AyCode.Core/.github/copilot-instructions.md

4.1 KiB

AyCode.Core — Domain Rules

@repo { name = "AyCode.Core" type = "framework" layer = 0 own-dep-repos = [] }

This is the single source of truth for domain rules. Do not duplicate these elsewhere. For detailed docs see: README.mddocs/ External repos in own-dep-repos are fully accessible — read their source code, docs, and .github/copilot-instructions.md freely when you need type definitions, base classes, or context. Do not limit yourself to the current workspace.

Key Abstractions

  1. IId is the foundation interface — almost every entity implements it. Always preserve ID integrity.
  2. Generic entity hierarchy: Interfaces (AyCode.Interfaces) → Entities (AyCode.Entities) → Models (AyCode.Models). Entities are abstract generics; concrete types live in consuming projects.
  3. TrackingState enum (Added/Modified/Deleted/Unchanged) drives client-side change tracking, not EF Core.

Serialization

  1. Toon (Token-Oriented Object Notation) — primary goal is LLM accuracy. @meta/@data sections.
  2. AcBinary — primary goal is speed. Two-phase scan+serialize, reference tracking, string interning.
  3. AcJson — Newtonsoft.Json wrapper with $id/$ref, IId-based reference resolution, and chain API.

SignalR

  1. Single-method transport — all SignalR communication uses OnReceiveMessage(tag, bytes, requestId).
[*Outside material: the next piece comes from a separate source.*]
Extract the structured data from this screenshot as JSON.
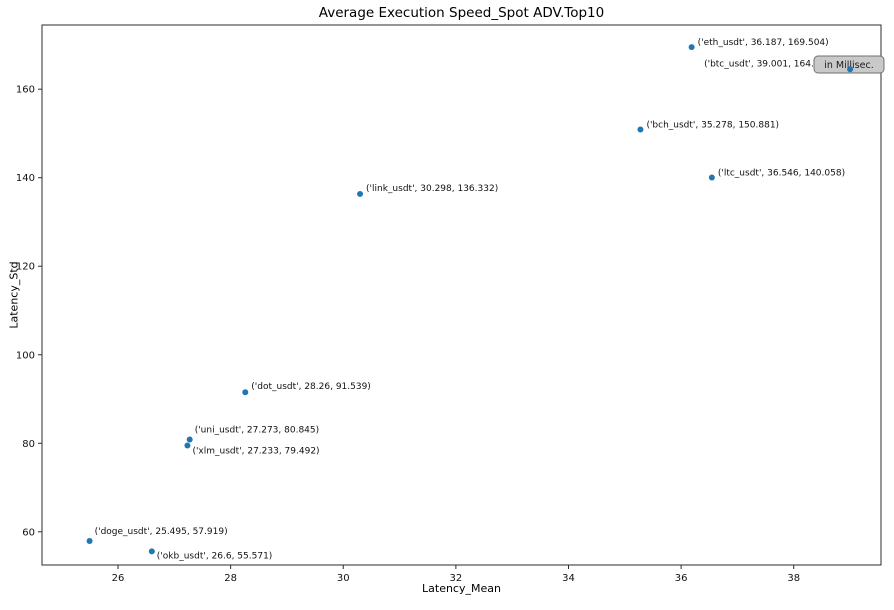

Tags are int constants resolved via DynamicMethodRegistry. Never add conventional hub methods.
  2. AcSignalRDataSource — generic IList<T> with change tracking, CRUD via SignalRCrudTags, binary merge, rollback. See AyCode.Services.Server/docs/SIGNALR_DATASOURCE.md. Transport docs: AyCode.Services/docs/SIGNALR.md.
  3. JSON-in-Binary tech debt — client→server request parameters are currently JSON inside a Binary envelope (SignalPostJsonDataMessage). Do NOT attempt to fix as a side effect — requires coordinated changes across all consuming projects.

Critical Warnings

  1. PasswordHasher — PBKDF2-HMAC-SHA512. Do NOT modify the salt logic or iteration count — existing passwords become unverifiable.
  2. MeasuringStatus.Finnished — intentional legacy typo in consuming projects. Do NOT fix the spelling.
  3. LogLevel enum values — synchronized with database. Do NOT renumber.

Conventions

  1. Do not suggest removal/rollback as a solution — find a fix for the problem.
  2. Extension methods over instance methods for CRUD operations.
  3. Session pattern for reads, Transaction pattern for writes.
  4. Target framework is net9.0 (set in AyCode.Core.targets). The SourceGenerator targets netstandard2.0. Consuming projects (AyCode.Blazor, FruitBankHybridApp UI) may target net10.0 but reference AyCode.Core DLLs built as net9.0.
  5. No redundant code — before writing new logic, check whether similar methods already exist in the current context. Reuse or extract shared logic into smaller methods rather than duplicating. If an existing method does most of what you need, split it into composable parts.
  6. Keep all .md files in sync — when you modify code and you know which .md file documents it, update that .md file too. If you notice a contradiction between code and an .md file, automatically update the .md to match the code (code is the source of truth). When fixing a reference, check other .md files that may share the same broken reference. If the root cause is at a lower layer, fix it there first. During code review, if you find useful behavior or conventions not yet documented, briefly suggest what to document and where — but do not add new content without approval.
  7. Documentation layering — write .md documentation at the defining layer (where the code lives). Higher-layer .md files reference the base docs (e.g. see AyCode.Core/docs/SIGNALR.md) and document only project-specific overrides or extensions. Never duplicate base-layer descriptions in consumer-level docs.
  8. Do not re-read .md files already in your context window. They only change if you modify them yourself (new content is already in context) or if the developer tells you they changed — in that case re-read them once.